The Amazon is experiencing a more severe dry season than last year, which scientists link in part to warming in the tropical North Atlantic Ocean pulling moisture away from South America. The entire Amazon, which spans over nine countries (60% of the rainforest is contained within Brazil), currently has 28,892 active fires, according to a fire monitoring tool from NASA.

This time of the year is usually the beginning of the fire season in the Amazon, as farmers and ranchers who have felled trees on their land take advantage of the dryer weather to set them on fire. While this is the common practice, its extension suggests deforestation is ramping up in several areas of the Brazilian Amazon, presumably due to intensified ranch activity.

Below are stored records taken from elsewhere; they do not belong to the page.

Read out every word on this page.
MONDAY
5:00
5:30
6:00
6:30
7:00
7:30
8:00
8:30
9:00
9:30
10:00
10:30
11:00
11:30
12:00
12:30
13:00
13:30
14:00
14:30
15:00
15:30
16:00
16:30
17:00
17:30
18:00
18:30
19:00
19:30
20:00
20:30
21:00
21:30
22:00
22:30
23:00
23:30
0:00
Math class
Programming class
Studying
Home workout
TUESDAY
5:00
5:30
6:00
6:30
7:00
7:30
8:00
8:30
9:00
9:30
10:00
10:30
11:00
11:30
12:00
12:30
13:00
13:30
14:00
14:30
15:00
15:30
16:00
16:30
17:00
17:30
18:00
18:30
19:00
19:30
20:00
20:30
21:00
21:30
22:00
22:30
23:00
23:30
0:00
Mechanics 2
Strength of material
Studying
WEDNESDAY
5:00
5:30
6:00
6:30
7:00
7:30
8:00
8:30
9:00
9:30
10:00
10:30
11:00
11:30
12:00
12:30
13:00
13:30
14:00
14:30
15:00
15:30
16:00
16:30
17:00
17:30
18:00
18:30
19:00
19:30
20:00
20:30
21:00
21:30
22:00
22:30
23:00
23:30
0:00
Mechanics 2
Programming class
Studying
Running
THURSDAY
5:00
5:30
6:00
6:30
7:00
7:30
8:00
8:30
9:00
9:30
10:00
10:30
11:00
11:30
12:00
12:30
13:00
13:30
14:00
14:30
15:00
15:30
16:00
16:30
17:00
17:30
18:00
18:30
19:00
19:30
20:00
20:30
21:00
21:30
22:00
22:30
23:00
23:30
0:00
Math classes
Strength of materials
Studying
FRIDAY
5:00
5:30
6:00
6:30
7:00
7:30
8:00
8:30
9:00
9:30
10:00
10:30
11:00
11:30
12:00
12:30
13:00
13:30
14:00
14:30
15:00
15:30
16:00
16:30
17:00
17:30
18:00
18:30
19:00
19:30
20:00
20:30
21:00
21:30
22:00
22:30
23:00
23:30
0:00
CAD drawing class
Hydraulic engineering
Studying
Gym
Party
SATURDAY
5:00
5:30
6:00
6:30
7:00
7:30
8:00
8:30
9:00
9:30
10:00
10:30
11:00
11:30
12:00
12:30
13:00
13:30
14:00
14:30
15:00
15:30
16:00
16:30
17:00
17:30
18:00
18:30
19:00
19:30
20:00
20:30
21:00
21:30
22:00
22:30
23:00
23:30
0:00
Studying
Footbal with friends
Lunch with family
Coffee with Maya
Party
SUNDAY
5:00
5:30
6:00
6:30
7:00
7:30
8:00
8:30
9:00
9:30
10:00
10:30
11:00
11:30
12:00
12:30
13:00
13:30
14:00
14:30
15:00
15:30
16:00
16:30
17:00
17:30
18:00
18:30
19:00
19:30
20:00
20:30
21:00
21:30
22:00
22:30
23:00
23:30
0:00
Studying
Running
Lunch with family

Environmentalists link the forest fires with President Bolsonaro’s vision of economic development, which essentially allows illegal loggers, cattle ranchers, and miners to destroy the forest with little to no repercussion. Bolsonaro has repeatedly said that mining and farming are needed to take people out of poverty and has shown a lack of interest for the Amazon and has shown no concern for the environmental preservation of the Amazon.

The warming of the North Atlantic is also helping drive drought in the Brazilian Pantanal, the world’s largest wetland, which has suffered more fires this year than ever previously recorded, according to official data. A Federal University of Rio de Janeiro analysis found that 23% of the wetlands have already burned. Earlier this week, Bolsonaro, an ally of US President Donald Trump, questioned US Democratic presidential candidate Joe Biden for “disastrous and unnecessary” comments on the destruction of the rainforest. Biden said if elected he would raise $20 billion to help Brazil to “stop tearing down” the Amazon.

Later, in a video address to a UN biodiversity summit, Bolsonaro said Brazil was “firm in its commitment to sustainable development and preserving our environmental wealth.” At the same time, he accused “certain non-governmental organizations” of perpetrating “environmental crimes” to stain the country’s image. But Bolsonaro’s actions do little to match his words.

Brazil is coming under growing pressure from foreign governments, international investors and trading partners over the scale of deforestation and forest fires. In June, investment firms managing nearly $4 trillion in assets sent an open letter to Bolsonaro, urging him to change policies.